Mr Osborne said in his Budget speech on Wednesday that the new PIP cuts would make sure support was targeted at people who need it most.

“On welfare, last week the Secretary of State for Work and Pensions set out changes that will ensure that within the rising disability budget, support is better targeted at those who need it most,” he said.

“Let me confirm that this means the disability budget will still rise by more than £1 billion, and we’ll be spending more in real terms supporting disabled people than at any point under the last government.”

Labour has however accused the Conservatives of using the money raised from the PIP cuts to fund tax cuts for the richest – which cost roughly the same amount.

“Yesterday we made the point that austerity is not an economic necessity –  it’s a political choice and yesterday the Chancellor made his political choices,” the shadow chancellor John McDonnell told BBC Radio 4’s Today programme.

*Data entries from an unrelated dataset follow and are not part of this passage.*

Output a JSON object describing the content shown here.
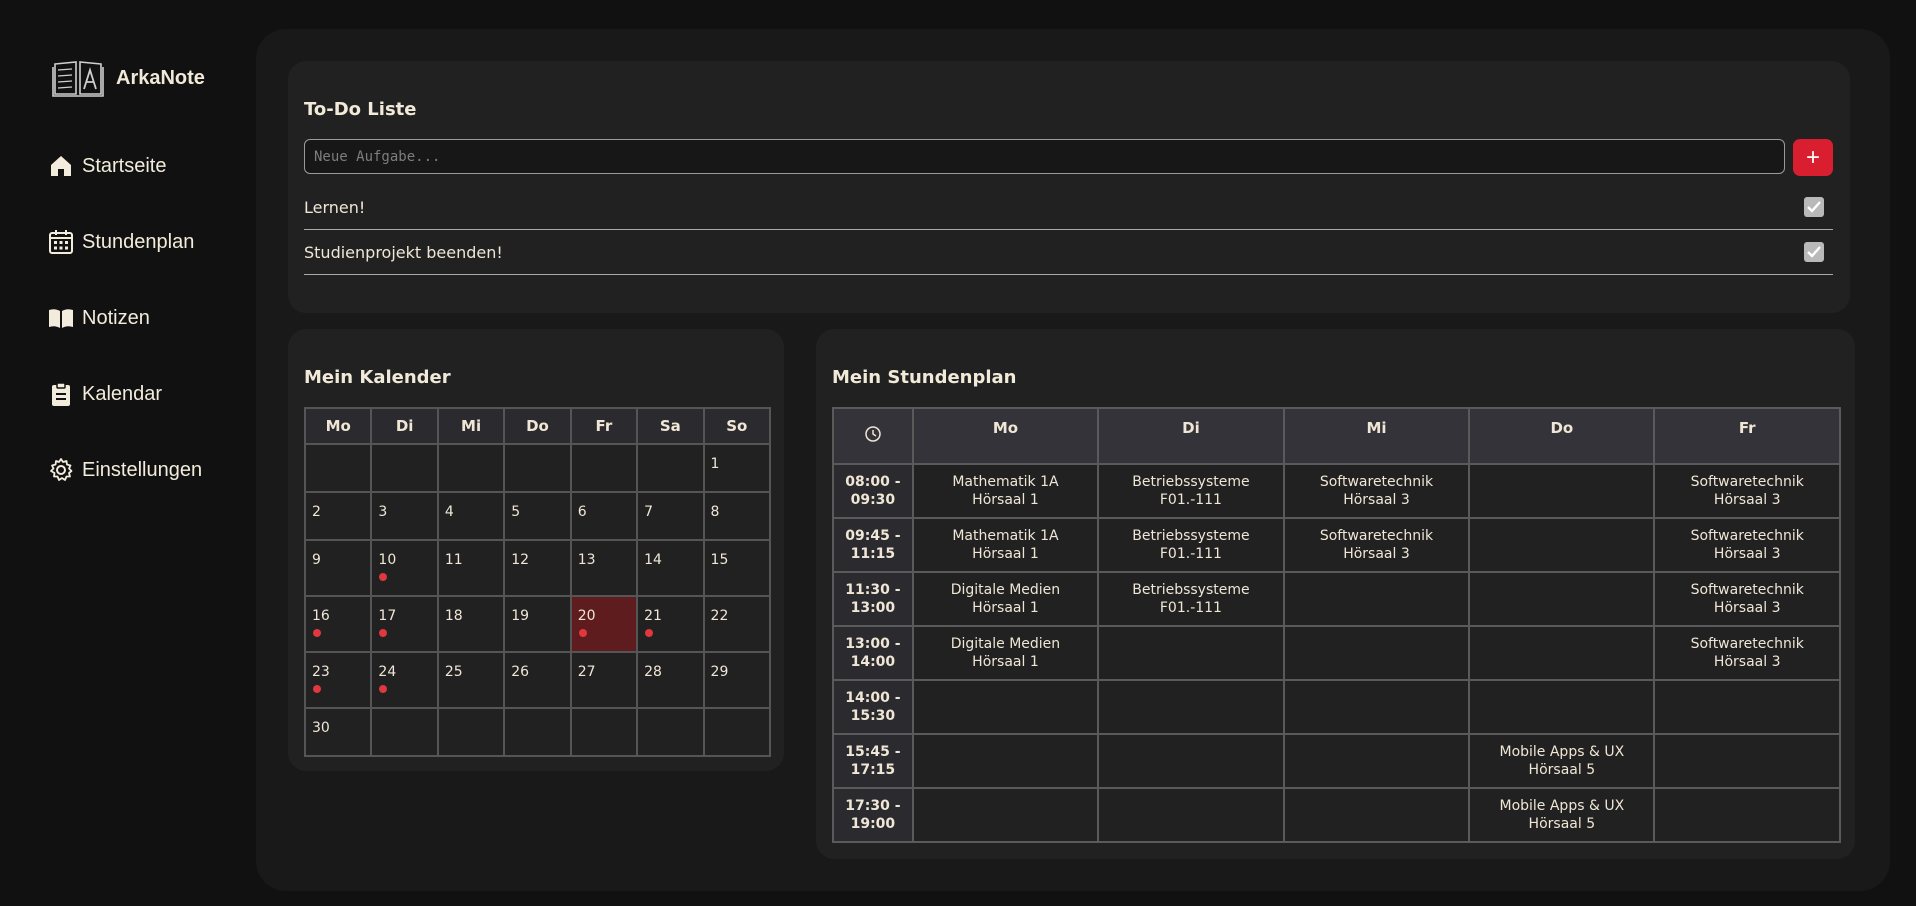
{
  "app": {
    "name": "ArkaNote"
  },
  "sidebar": {
    "items": [
      {
        "label": "Startseite",
        "icon": "home-icon"
      },
      {
        "label": "Stundenplan",
        "icon": "calendar-grid-icon"
      },
      {
        "label": "Notizen",
        "icon": "book-open-icon"
      },
      {
        "label": "Kalendar",
        "icon": "clipboard-icon"
      },
      {
        "label": "Einstellungen",
        "icon": "gear-icon"
      }
    ]
  },
  "todo": {
    "title": "To-Do Liste",
    "placeholder": "Neue Aufgabe...",
    "add_label": "+",
    "items": [
      {
        "text": "Lernen!",
        "checked": true
      },
      {
        "text": "Studienprojekt beenden!",
        "checked": true
      }
    ]
  },
  "calendar": {
    "title": "Mein Kalender",
    "weekdays": [
      "Mo",
      "Di",
      "Mi",
      "Do",
      "Fr",
      "Sa",
      "So"
    ],
    "weeks": [
      [
        "",
        "",
        "",
        "",
        "",
        "",
        "1"
      ],
      [
        "2",
        "3",
        "4",
        "5",
        "6",
        "7",
        "8"
      ],
      [
        "9",
        "10",
        "11",
        "12",
        "13",
        "14",
        "15"
      ],
      [
        "16",
        "17",
        "18",
        "19",
        "20",
        "21",
        "22"
      ],
      [
        "23",
        "24",
        "25",
        "26",
        "27",
        "28",
        "29"
      ],
      [
        "30",
        "",
        "",
        "",
        "",
        "",
        ""
      ]
    ],
    "event_days": [
      "10",
      "16",
      "17",
      "20",
      "21",
      "23",
      "24"
    ],
    "today": "20",
    "colors": {
      "event_dot": "#e0383e",
      "today_bg": "#5e1c1f"
    }
  },
  "timetable": {
    "title": "Mein Stundenplan",
    "time_icon": "clock-icon",
    "days": [
      "Mo",
      "Di",
      "Mi",
      "Do",
      "Fr"
    ],
    "rows": [
      {
        "time": [
          "08:00 -",
          "09:30"
        ],
        "cells": [
          [
            "Mathematik 1A",
            "Hörsaal 1"
          ],
          [
            "Betriebssysteme",
            "F01.-111"
          ],
          [
            "Softwaretechnik",
            "Hörsaal 3"
          ],
          [],
          [
            "Softwaretechnik",
            "Hörsaal 3"
          ]
        ]
      },
      {
        "time": [
          "09:45 -",
          "11:15"
        ],
        "cells": [
          [
            "Mathematik 1A",
            "Hörsaal 1"
          ],
          [
            "Betriebssysteme",
            "F01.-111"
          ],
          [
            "Softwaretechnik",
            "Hörsaal 3"
          ],
          [],
          [
            "Softwaretechnik",
            "Hörsaal 3"
          ]
        ]
      },
      {
        "time": [
          "11:30 -",
          "13:00"
        ],
        "cells": [
          [
            "Digitale Medien",
            "Hörsaal 1"
          ],
          [
            "Betriebssysteme",
            "F01.-111"
          ],
          [],
          [],
          [
            "Softwaretechnik",
            "Hörsaal 3"
          ]
        ]
      },
      {
        "time": [
          "13:00 -",
          "14:00"
        ],
        "cells": [
          [
            "Digitale Medien",
            "Hörsaal 1"
          ],
          [],
          [],
          [],
          [
            "Softwaretechnik",
            "Hörsaal 3"
          ]
        ]
      },
      {
        "time": [
          "14:00 -",
          "15:30"
        ],
        "cells": [
          [],
          [],
          [],
          [],
          []
        ]
      },
      {
        "time": [
          "15:45 -",
          "17:15"
        ],
        "cells": [
          [],
          [],
          [],
          [
            "Mobile Apps & UX",
            "Hörsaal 5"
          ],
          []
        ]
      },
      {
        "time": [
          "17:30 -",
          "19:00"
        ],
        "cells": [
          [],
          [],
          [],
          [
            "Mobile Apps & UX",
            "Hörsaal 5"
          ],
          []
        ]
      }
    ]
  },
  "colors": {
    "accent": "#d91e2f",
    "background": "#111111",
    "panel": "#191919",
    "card": "#212121"
  }
}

“He cut capital gains tax to the richest five per cent of our country and he cut the disability benefits to some of the most vulnerable.

“We would reverse them, it’s unacceptable that people with disabilities have to pay for the tax cuts for the rich.”

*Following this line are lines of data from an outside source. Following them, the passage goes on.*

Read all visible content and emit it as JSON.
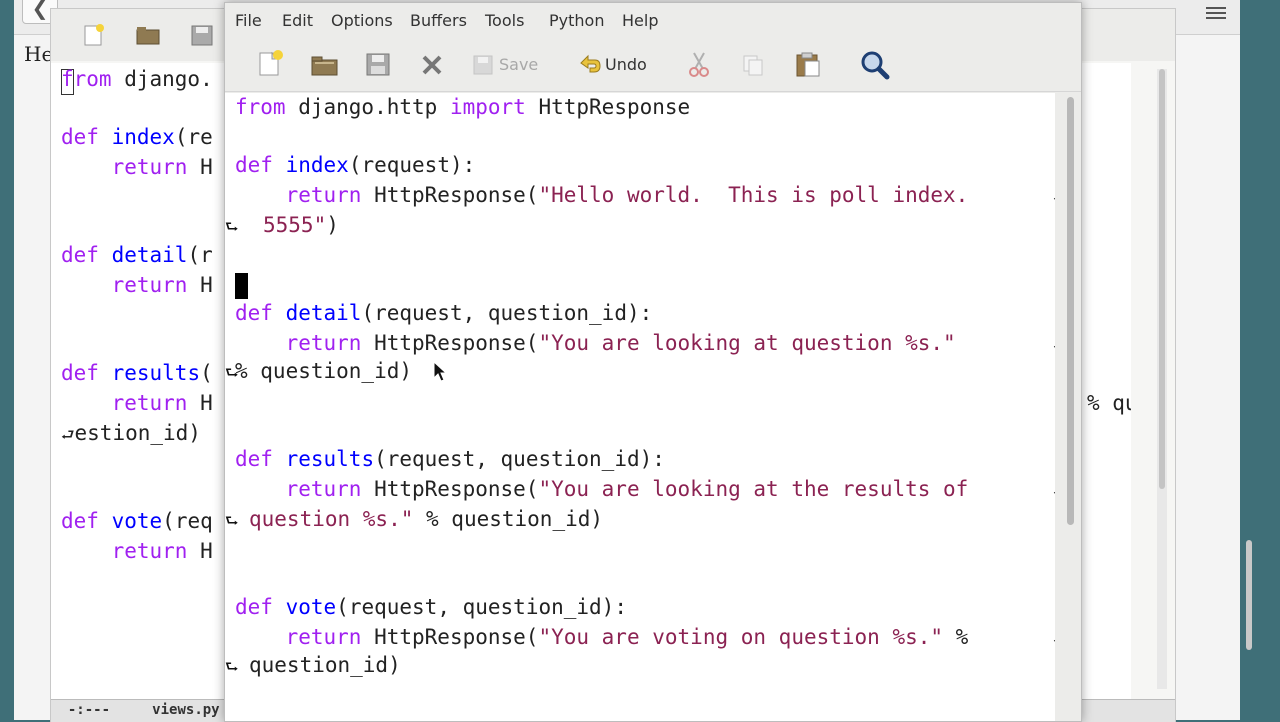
{
  "browser": {
    "back_glyph": "❮",
    "page_heading": "He"
  },
  "back_emacs": {
    "lines": [
      "from django.",
      "def index(re",
      "    return H",
      "def detail(r",
      "    return H",
      "def results(",
      "    return H",
      "estion_id)",
      "def vote(req",
      "    return H"
    ],
    "right_fragment": "% qu",
    "modeline_status": "-:---",
    "modeline_buffer": "views.py"
  },
  "menu": {
    "file": "File",
    "edit": "Edit",
    "options": "Options",
    "buffers": "Buffers",
    "tools": "Tools",
    "python": "Python",
    "help": "Help"
  },
  "toolbar": {
    "save_label": "Save",
    "undo_label": "Undo"
  },
  "code": {
    "l1_kw": "from",
    "l1_mod": " django.http ",
    "l1_kw2": "import",
    "l1_rest": " HttpResponse",
    "index_def": "def",
    "index_name": "index",
    "index_args": "(request):",
    "index_ret": "return",
    "index_call": " HttpResponse(",
    "index_str": "\"Hello world.  This is poll index.",
    "index_str2": "5555\"",
    "index_close": ")",
    "detail_def": "def",
    "detail_name": "detail",
    "detail_args": "(request, question_id):",
    "detail_ret": "return",
    "detail_call": " HttpResponse(",
    "detail_str": "\"You are looking at question %s.\"",
    "detail_cont": "% question_id)",
    "results_def": "def",
    "results_name": "results",
    "results_args": "(request, question_id):",
    "results_ret": "return",
    "results_call": " HttpResponse(",
    "results_str": "\"You are looking at the results of",
    "results_str2": "question %s.\"",
    "results_cont": " % question_id)",
    "vote_def": "def",
    "vote_name": "vote",
    "vote_args": "(request, question_id):",
    "vote_ret": "return",
    "vote_call": " HttpResponse(",
    "vote_str": "\"You are voting on question %s.\"",
    "vote_pct": " %",
    "vote_cont": "question_id)"
  },
  "colors": {
    "keyword": "#a020f0",
    "function": "#0000ff",
    "string": "#8b2252"
  }
}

Charities have also criticised the cuts. A coalition of 25 disability charities wrote to the Government last week to warn that the cuts would have a “severe impact” on people’s security and make it harder for them to find work.

“This decision could have a devastating impact on the lives of people with MS. In the worst cases, they could lose up to £150 a week,” said Michelle Mitchell, chief executive of the MS Society.

“PIP is an essential benefit which goes towards the extra cost of being disabled. The new plans will fail some of the most vulnerable people in society and we have serious concerns about the future health and welfare of those affected.”

A DWP spokesperson said: “The changes to PIP are based on robust information. Following Paul Gray’s initial review, health professionals reviewed 400 cases and found that in 96% of them people using aids or appliances were likely to have low to nil on-going extra daily living costs. We consulted widely to ensure we get this right so that the support is targeted at those who need it most.”